Primero, tal como elaborara el físico británico Freeman Dyson en su libro El infinito en todas direcciones, no es razonable pensar que exista, a un nivel fundamental, una teoría final. El intelecto humano parece suficientemente creativo como para tener siempre una nueva pregunta que guíe la exploración hacia nuevos rumbos. Por otra parte, no hay nada que nos invite a pensar que el proceso evolutivo que nos llevó a poblar este planeta haya llegado a su fin. Podemos fantasear con seres conjeturales para los que nuestra inteligencia sea risible por sus limitaciones manifiestas. Al igual que sabemos que nuestro gato pasará toda su vida persiguiendo el punto rojo que produce el puntero láser, sin ser capaz de colegir su origen, es razonable pensar que los seres humanos tenemos similares limitaciones impuestas por la arquitectura de nuestro cerebro.

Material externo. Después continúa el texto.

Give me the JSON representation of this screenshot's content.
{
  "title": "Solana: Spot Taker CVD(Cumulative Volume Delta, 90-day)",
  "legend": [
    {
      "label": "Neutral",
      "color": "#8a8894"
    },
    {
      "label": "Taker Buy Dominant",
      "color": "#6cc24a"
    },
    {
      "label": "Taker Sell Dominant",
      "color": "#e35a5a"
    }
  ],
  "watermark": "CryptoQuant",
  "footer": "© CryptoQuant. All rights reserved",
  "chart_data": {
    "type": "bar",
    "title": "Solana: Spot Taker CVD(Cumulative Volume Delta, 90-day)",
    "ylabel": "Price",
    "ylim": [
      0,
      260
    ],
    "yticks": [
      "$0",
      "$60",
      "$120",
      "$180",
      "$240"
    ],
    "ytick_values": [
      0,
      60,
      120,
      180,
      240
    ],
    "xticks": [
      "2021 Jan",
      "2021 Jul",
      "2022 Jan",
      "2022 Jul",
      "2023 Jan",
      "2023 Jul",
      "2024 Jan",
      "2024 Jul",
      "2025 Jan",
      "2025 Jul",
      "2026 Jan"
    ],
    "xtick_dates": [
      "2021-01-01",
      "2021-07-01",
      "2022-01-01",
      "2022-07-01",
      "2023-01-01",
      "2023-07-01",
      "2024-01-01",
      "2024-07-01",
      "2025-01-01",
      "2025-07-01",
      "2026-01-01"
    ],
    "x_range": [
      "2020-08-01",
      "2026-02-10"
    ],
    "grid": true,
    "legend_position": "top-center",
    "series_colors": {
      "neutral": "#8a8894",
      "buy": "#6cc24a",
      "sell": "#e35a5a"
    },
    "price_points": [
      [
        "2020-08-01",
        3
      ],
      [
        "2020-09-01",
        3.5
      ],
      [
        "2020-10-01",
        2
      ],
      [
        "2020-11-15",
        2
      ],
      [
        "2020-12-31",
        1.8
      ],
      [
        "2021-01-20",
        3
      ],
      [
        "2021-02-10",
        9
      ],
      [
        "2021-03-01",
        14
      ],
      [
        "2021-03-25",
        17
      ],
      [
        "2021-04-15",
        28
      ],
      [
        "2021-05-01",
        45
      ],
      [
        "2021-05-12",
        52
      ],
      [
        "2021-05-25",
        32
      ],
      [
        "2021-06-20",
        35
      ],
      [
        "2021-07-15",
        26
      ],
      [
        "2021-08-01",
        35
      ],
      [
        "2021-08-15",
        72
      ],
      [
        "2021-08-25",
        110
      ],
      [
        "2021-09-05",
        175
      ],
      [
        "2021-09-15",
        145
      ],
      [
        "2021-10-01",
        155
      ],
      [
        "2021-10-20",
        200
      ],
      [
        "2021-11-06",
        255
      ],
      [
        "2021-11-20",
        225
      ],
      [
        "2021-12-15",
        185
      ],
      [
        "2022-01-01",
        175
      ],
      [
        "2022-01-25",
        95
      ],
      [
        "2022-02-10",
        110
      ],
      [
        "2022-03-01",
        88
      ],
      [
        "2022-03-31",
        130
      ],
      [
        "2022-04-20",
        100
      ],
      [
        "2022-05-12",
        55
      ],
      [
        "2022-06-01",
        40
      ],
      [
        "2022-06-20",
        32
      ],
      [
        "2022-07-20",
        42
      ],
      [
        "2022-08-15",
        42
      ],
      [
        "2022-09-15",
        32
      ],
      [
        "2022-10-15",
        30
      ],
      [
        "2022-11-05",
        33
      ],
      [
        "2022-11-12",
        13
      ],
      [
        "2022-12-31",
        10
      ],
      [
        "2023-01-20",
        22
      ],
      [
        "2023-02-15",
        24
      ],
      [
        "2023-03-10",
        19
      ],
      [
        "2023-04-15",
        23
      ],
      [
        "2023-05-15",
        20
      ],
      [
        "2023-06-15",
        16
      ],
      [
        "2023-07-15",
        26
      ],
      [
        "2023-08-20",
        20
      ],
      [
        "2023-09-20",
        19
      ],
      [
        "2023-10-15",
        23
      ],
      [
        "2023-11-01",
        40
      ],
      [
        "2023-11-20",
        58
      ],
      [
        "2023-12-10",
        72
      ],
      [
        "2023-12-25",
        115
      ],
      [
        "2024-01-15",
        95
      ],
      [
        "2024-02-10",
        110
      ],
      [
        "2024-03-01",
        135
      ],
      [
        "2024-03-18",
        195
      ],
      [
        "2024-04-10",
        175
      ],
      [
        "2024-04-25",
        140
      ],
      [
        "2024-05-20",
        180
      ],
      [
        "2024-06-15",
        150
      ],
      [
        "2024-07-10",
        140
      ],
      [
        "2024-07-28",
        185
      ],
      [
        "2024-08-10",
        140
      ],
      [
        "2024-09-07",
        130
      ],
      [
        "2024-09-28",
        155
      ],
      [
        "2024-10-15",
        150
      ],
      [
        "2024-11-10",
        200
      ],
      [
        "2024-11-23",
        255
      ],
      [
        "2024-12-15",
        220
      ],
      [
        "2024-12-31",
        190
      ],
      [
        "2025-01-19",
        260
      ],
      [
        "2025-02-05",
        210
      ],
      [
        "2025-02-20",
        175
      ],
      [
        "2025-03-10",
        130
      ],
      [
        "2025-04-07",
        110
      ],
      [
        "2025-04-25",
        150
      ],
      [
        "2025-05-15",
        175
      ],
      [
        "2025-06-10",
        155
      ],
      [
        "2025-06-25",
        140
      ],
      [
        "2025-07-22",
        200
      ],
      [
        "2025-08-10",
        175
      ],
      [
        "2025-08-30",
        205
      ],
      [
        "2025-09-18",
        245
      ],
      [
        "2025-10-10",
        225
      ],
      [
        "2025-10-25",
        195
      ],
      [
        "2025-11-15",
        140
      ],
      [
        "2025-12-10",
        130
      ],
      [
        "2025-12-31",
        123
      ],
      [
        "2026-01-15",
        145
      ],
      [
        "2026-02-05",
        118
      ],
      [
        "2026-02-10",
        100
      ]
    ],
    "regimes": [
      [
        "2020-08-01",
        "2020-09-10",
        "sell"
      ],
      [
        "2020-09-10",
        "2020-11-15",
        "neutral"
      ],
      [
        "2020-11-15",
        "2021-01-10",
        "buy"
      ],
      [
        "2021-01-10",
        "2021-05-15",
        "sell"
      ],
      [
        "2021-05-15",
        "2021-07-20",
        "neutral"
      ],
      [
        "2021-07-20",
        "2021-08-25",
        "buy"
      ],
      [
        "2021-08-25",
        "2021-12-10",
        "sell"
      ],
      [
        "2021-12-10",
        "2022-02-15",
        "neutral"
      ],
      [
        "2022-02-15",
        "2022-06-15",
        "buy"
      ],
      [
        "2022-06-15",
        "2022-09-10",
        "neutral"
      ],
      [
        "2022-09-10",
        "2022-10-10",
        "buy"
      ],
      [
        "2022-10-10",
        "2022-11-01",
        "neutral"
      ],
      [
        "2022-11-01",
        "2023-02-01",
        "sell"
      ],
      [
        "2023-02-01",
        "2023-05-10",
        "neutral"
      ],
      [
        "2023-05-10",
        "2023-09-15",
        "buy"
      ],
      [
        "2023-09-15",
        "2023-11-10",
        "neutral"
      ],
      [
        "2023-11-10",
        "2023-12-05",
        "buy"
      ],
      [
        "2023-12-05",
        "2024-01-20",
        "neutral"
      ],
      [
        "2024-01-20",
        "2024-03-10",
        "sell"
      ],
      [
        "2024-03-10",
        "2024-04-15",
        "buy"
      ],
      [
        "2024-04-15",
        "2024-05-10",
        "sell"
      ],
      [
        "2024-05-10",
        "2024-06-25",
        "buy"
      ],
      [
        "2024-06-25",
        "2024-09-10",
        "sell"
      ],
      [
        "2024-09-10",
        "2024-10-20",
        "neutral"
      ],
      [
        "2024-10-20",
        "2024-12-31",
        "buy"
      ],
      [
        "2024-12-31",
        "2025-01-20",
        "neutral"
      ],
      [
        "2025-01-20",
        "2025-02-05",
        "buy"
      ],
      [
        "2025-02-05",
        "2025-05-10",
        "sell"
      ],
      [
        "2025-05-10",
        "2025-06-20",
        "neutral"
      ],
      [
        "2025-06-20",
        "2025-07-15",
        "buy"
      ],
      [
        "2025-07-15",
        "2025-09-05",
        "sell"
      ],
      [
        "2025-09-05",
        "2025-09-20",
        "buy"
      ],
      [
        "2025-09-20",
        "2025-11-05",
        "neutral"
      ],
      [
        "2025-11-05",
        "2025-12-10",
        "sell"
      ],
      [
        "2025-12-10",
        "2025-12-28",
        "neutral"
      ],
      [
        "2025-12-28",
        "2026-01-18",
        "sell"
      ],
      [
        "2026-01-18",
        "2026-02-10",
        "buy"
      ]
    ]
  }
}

En segundo lugar, parece sensato argumentar que una simulación no constituye explicación alguna, ya que jamás podrá satisfacer nuestra curiosidad. Aunque un computador pudiese, algún día, replicar la crisis subprime a partir de las leyes fundamentales de la física, no renunciaríamos a una explicación económica. Porque es la economía la que nos brinda, o así debería ser, conceptos inteligibles que, aunque estuvieran basados en principios microscópicos que fuéramos capaces de simular, nos ofrecen la posibilidad de razonar, de cotejar con nuestros estados mentales y con la modesta porción de realidad a la que tenemos acceso. Aunque existiera la teoría final, necesitaríamos las rústicas leyes de cada disciplina para tener una idea de cómo funcionan las cosas a la escala del hombre.

Como vemos, un tema arduo, pero fértil. También lo es la ciencia de la escatología, a la que acudimos sólo  para ilustrar un punto. En Argentina, en presencia de una persona pedante, se dice que “está más agrandada que sorete en kerosene”. Pues bien, el físico Alberto Rojo, con aconsejable escepticismo y emulando el ímpetu explorador de Plinio y de Bacon, acometió la  búsqueda de la verdad, experimentando con muestras propias. Las separó en dos lotes, uno lo sumergió en agua, el otro en kerosene. El lacónico informe final indica que “al cabo de 30 horas no hubo expansión apreciable”.

Este expemimento pone de manifiesto que estamos tan lejos del fin de la ciencia, que ni siquiera podemos predecir la veracidad de un dicho popular a partir de leyes fundamentales.

 Así, pues, resulta que nuestra suela tuvo la desdicha de hundirse en uno de tantos puntos ciegos que las calles de Valparaíso ofrecen a la ciencia.